WWN’s World Cup Recap
In an act of bravery the Iranian team refused to sing the national anthem during ongoing unrest in Iran. In similarly brave scenes, Harry Kane decided against wearing a rainbow coloured ‘One Love’ armband due to the threat of receiving a yellow card.
It was an understandably emotional game for the Iranian team at a time of great unrest in their country, however, they’d still take that over Brexit.
Iranian keeper Alireza Beiranvand was so heavily concussed in an early head clash he was convinced FIFA awarded Qatar a World Cup in the middle of winter.
Replays of the clash showed the keeper and teammate Majid Hosseini making head to head contact, prompting Qatari authorities to charge the men with engaging in homosexual activity.
Jude Bellingham scored his first goal for England with a glancing header causing Liverpool fans to weep in the knowledge he’ll now cost at least £150mn.
Despite the unfolding goal fest there have been more enlivening atmospheres found on the surface of the planet Mercury.
3-0 down at halftime and floundering, Iran manager Carlos Queiroz responded by trying sub their concussed goalkeeper back on.
Saka scored a second goal to make it 4-0 as the stadium witnessed the worst defence since Rebekah Vardy took the witness stand.
Jack Grealish scored England’s sixth, with historians remarking that the last time the English hit this many in Qatar was when the East India Company bombed out Doha.
The game ended with Mehdi Terami scoring his second goal via a penalty after John Stones tried to swap shirts before the full time whistle.
Under pressure and out of form Harry Maguire earned wide praise from English pundits for performing about as well as the human rights charter in Qatar.
Fun fact: The massive world cup trophy replica on the pitch at the start of every game is made from melted down filling of migrant workers.
Despite the stadium being half empty the ‘official attendance’ for the Senegal v Netherlands game was 41172 which is actually 1172 over the capacity just in case you were wondering if you can trust Qatar’s official figures on other things, such as migrant deaths.
An engaging first half gave way to a second half of turgid football harder to watch than Matt Hancock trying to fake human emotions on I’m a Celeb.
The boredom was broken by a nice cross from Frankie De Jong that found its way onto Cody Gakpo’s head who opened the scoring. Klassen scored the Netherland’s second, proving once and for all that prematurely balding men can do it on a balmly Monday night in Qatar.

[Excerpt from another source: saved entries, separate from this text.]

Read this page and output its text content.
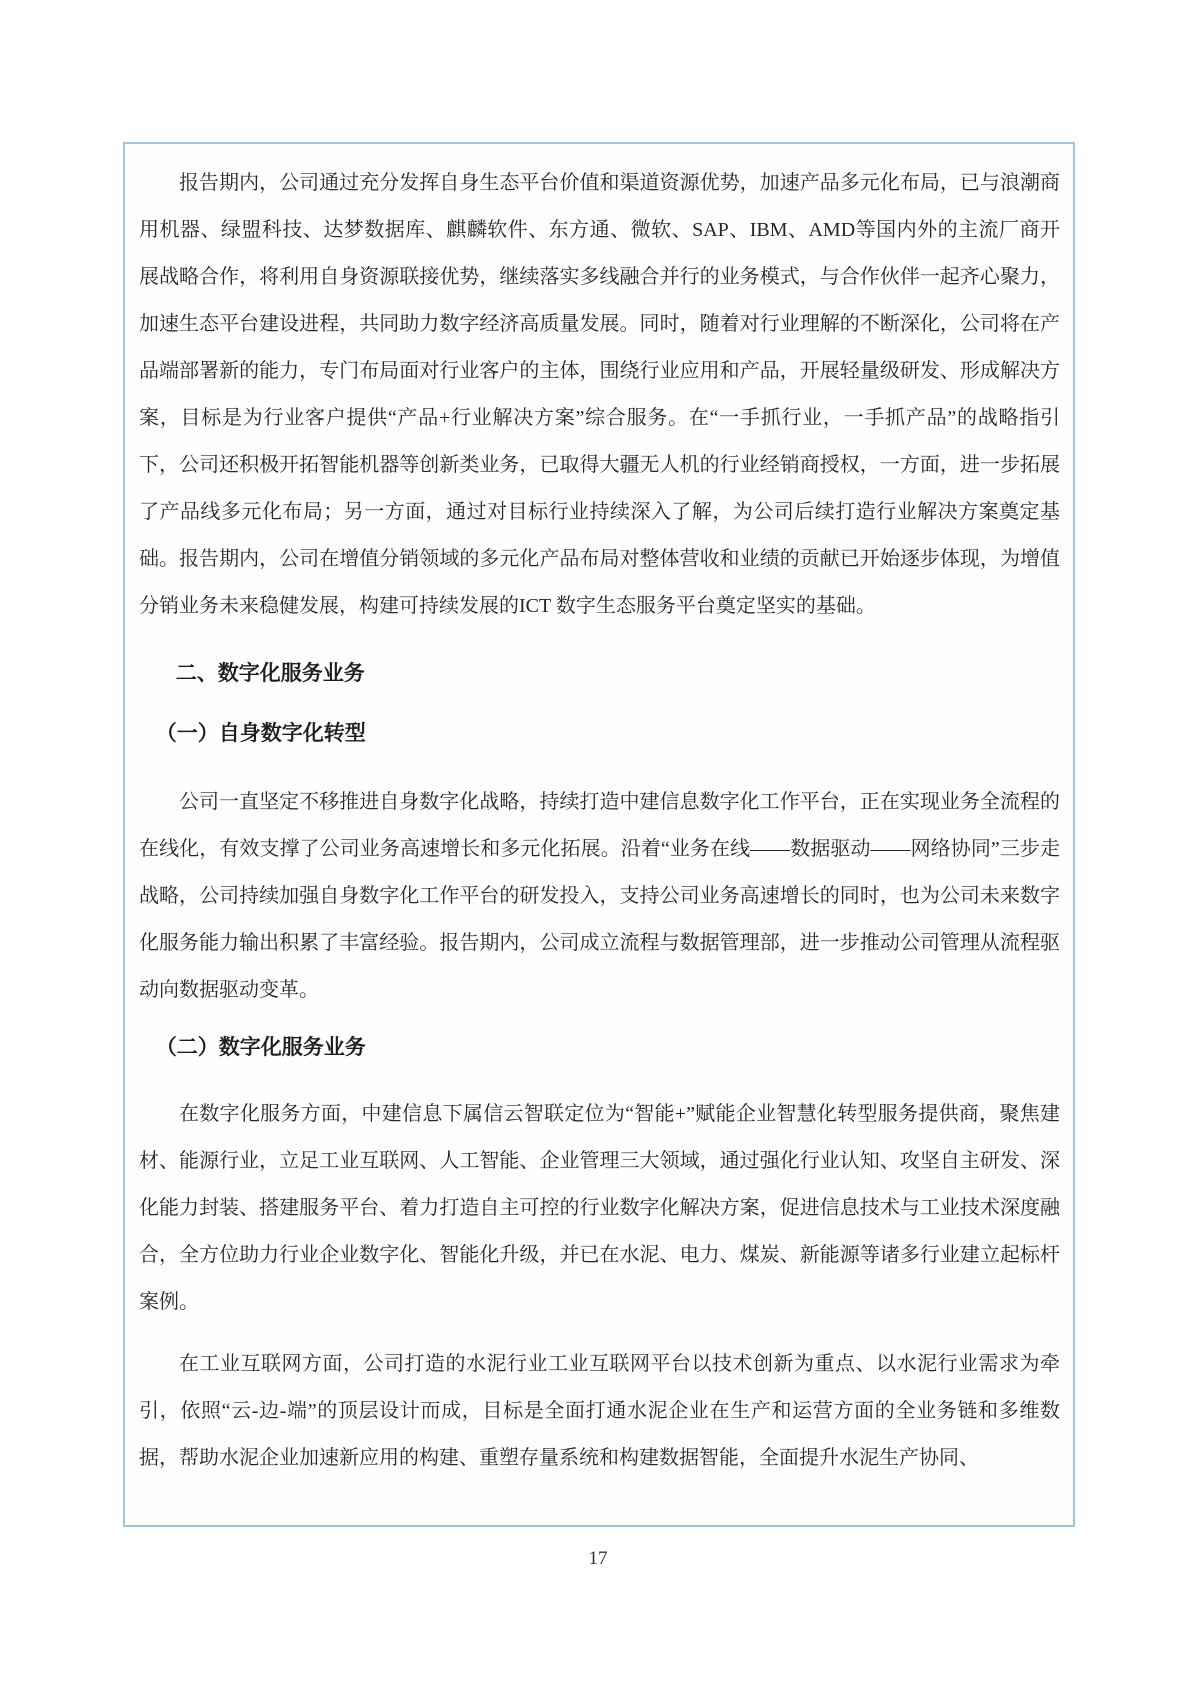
报告期内，公司通过充分发挥自身生态平台价值和渠道资源优势，加速产品多元化布局，已与浪潮商用机器、绿盟科技、达梦数据库、麒麟软件、东方通、微软、SAP、IBM、AMD等国内外的主流厂商开展战略合作，将利用自身资源联接优势，继续落实多线融合并行的业务模式，与合作伙伴一起齐心聚力，加速生态平台建设进程，共同助力数字经济高质量发展。同时，随着对行业理解的不断深化，公司将在产品端部署新的能力，专门布局面对行业客户的主体，围绕行业应用和产品，开展轻量级研发、形成解决方案，目标是为行业客户提供“产品+行业解决方案”综合服务。在“一手抓行业，一手抓产品”的战略指引下，公司还积极开拓智能机器等创新类业务，已取得大疆无人机的行业经销商授权，一方面，进一步拓展了产品线多元化布局；另一方面，通过对目标行业持续深入了解，为公司后续打造行业解决方案奠定基础。报告期内，公司在增值分销领域的多元化产品布局对整体营收和业绩的贡献已开始逐步体现，为增值分销业务未来稳健发展，构建可持续发展的ICT 数字生态服务平台奠定坚实的基础。

二、数字化服务业务
（一）自身数字化转型

公司一直坚定不移推进自身数字化战略，持续打造中建信息数字化工作平台，正在实现业务全流程的在线化，有效支撑了公司业务高速增长和多元化拓展。沿着“业务在线——数据驱动——网络协同”三步走战略，公司持续加强自身数字化工作平台的研发投入，支持公司业务高速增长的同时，也为公司未来数字化服务能力输出积累了丰富经验。报告期内，公司成立流程与数据管理部，进一步推动公司管理从流程驱动向数据驱动变革。

（二）数字化服务业务

在数字化服务方面，中建信息下属信云智联定位为“智能+”赋能企业智慧化转型服务提供商，聚焦建材、能源行业，立足工业互联网、人工智能、企业管理三大领域，通过强化行业认知、攻坚自主研发、深化能力封装、搭建服务平台、着力打造自主可控的行业数字化解决方案，促进信息技术与工业技术深度融合，全方位助力行业企业数字化、智能化升级，并已在水泥、电力、煤炭、新能源等诸多行业建立起标杆案例。

在工业互联网方面，公司打造的水泥行业工业互联网平台以技术创新为重点、以水泥行业需求为牵引，依照“云-边-端”的顶层设计而成，目标是全面打通水泥企业在生产和运营方面的全业务链和多维数据，帮助水泥企业加速新应用的构建、重塑存量系统和构建数据智能，全面提升水泥生产协同、

17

The evening kickoff saw USA take on a Wales team which took Gareth Bale out of his padded cotton wool suit which was encased inside an ice bath just second before kick off.
A stirring Welsh anthem proved the only group more passionate than Welsh supporters are teenage Taylor Swift fans.
USA dominated the first half and were rewarded for their intense pressing with a George Weah’s son goal.
Wales came into the game in the second half after introducing Keifer Moore, who the USA team struggled to deal with on account of the fact he is the size of the Statue of fucking Liberty.
Desite the draw USA top the table in shit haircuts thanks Yedelin and McKennie.
Tim Ream tried to take a short cut through Gareth Bale in the penalty box at the 80 minute mark, resulting in a penalty which Gareth Bale dispatched but not before puffing out his cheeks 234 times in an effort to calm the nerves.
The resulting goal sent Welsh fans into wild scenes not since Catatonia’s frontwoman Cerys Matthews and Tom Jones did a cover of Baby It’s Cold Outside.
Gianni Infantino was pictured with 2030 World Cup hopeful Mohammed Bin Salman, this time sitting on his lap.
England fans struggled to get into the game as FIFA’s ticketing app crashed. In response Gianni Infantino said ‘I feel like crashed ticketing app’.
Over on Irish broadcaster RTÉ the decision to force their pundits to stand up during halftime analysis has been criticised by human rights groups as inhumane.
BBC pundit Alex Scott became the first pundit to earn a yellow card for wearing a One Love armband. Over on BeIN Sport Gary Neville made his most damning comments of Qatar yet stating “the people, food and weather are lovely, I think everyone criticising them are just ignorant. Can you please add another zero to my pay cheque now?”
Comedian Joe Lycett placed David Beckham in a shredder.
18,000 Qatari sheikhs have died from heart attacks after a number of fans tried to gain entry into stadium while wearing rainbow coloured clothing.
Budweiser are reconsidering their €75 million sponsorship of the World Cup after realising actually being able to sell beer at the tournament is sort of the point.
Today sees Argentina in action, with everyone asked to cross their fingers and manifest Messi lifting the World Cup into existence.